I hope this Young Han Solo Adventures it’s a one-off rather than another franchise for Disney/Lucasfilm’s aggressive expansion, so Glover can get back to his FX and Childish Gambino projects.

Why? I don’t want to see Glover turn into Justin Timberlake: a multitalented, nerdy cool guy who spent his prime creative youth doing stuff that didn’t really matter.

Sure, Justin Timberlake is beloved and funny, still making hits. But let’s go back to 2006, when he was 25 and released FutureSex/LoveSounds. It was the breakthrough of Timberlake leaving behind his teenybopper, Britney-fied past, when he found Prince and Timbaland and sex.

It was awesome. Timberlake toured and set stages on fire. He appeared on other sexy jams such as “Ayo Technology” with 50 Cent and “Bounce” with Dr. Dre and Missy Elliott. Remember “Bounce”? When he sings, “I got the remedy, it’s you on me and me on you / It’s you on me and me on you and you on her”?

ICE. COLD.

And then, after all that, what did Timberlake do? He decided to go act in a bunch of stuff and host SNL a few times, and we didn’t get an another album until 2013’s The 20/20 Experience. He was 32.

That’s seven years he gave up. The prime seven years of pop stardom. Timberlake came back with a midtempo-but-bubbly “Suit and Tie” about wearing nice clothes and taking your wife out. Weighed down by a drastically diminished, early-40s Jay Z.

That’s the music of a married dude in his 30s. Which is fine, because that’s what Timberlake is now. But we like to see artists grow into that, yes?

At age 35 last year, Timberlake was already making the mid-tempo wedding reception classic “Can’t Stop The Feelin’” for the soundtrack to an animated movie about Troll dolls. Sigh. Was The Love Guru and In Time worth it?

Glover is 33. So far he’s a long way from the Trolls soundtrack. I think he’s yet to peak.

There’s more to my trepidation on Glover. From Community and his stand-up specials, from the autobiographical song “Outside” on his first Childish Gambino album, I see a lot of myself in Glover, and I have for years. Not only as a black nerd, traversing cultures you don’t quite feel at home in or fully welcome to, but as someone, frankly, who can do a lot of things pretty well.

I write. I work in TV. I have a cabaret singing career on the side. I can draw, I can dance, I can act. I’m an intellectual with the degrees on the wall to prove it. When the mood’s right, I’m a talker and a joker. I’ve been the guy whose name everyone knows when I walk in a room. I love sports and Shakespeare. I kickbox and Zumba. I like to integrate it all, and live it all.

However, this means I can wind up very overextended.  There are many days in which I should say no. I should turn things down. I should walk away. Some days I do. Other days, I don’t. And, four nights out in a row later, I am wiped, but I gotta keep going anyway.
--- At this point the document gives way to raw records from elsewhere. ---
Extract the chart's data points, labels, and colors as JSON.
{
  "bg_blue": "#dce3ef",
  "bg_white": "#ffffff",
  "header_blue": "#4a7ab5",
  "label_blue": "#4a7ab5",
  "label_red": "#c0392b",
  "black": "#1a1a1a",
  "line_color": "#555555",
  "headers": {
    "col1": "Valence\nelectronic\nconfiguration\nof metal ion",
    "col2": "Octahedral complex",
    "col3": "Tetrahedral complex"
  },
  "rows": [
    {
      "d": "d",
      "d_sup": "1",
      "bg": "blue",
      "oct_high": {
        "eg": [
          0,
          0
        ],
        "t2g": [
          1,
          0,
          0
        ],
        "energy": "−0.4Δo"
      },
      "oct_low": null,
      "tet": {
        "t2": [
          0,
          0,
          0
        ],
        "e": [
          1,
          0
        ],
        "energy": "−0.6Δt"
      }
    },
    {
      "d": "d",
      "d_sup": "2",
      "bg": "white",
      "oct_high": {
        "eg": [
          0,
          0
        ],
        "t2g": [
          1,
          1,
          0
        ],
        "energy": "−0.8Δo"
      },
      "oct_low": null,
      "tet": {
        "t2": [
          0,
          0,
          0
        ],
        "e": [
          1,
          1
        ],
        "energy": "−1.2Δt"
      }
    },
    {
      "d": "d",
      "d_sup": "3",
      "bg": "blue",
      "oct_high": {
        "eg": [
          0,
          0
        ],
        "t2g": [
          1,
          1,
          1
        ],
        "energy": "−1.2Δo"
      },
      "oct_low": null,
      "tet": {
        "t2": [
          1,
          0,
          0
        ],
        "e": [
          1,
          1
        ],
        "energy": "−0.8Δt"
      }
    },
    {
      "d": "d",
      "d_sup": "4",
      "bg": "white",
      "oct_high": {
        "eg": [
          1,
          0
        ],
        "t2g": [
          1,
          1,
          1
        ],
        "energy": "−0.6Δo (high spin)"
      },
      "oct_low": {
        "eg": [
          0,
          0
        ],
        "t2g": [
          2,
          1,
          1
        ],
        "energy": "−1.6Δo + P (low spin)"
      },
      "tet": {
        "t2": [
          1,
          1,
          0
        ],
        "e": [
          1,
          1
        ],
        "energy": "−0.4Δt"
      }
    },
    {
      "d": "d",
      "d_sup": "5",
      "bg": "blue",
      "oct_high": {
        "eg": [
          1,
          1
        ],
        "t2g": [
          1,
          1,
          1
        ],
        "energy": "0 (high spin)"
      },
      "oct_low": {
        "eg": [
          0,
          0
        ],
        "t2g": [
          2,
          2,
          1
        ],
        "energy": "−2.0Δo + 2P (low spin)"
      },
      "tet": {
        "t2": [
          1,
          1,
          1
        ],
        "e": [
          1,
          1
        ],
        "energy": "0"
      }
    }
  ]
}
I wonder if Glover goes through the same cycles. I wonder what he has turned down. But I’m confident he can handle it, even as I question everything he’s taking on.

I’m glad that Glover is feeling himself on apparently all the levels, and keeps widening the net. And I hope these giant roles in mainstream pop culture will draw larger audiences to his solo work, and that his authentic, black art continues unfiltered and unvarnished.

But just as importantly, I hope the brother is getting enough sleep!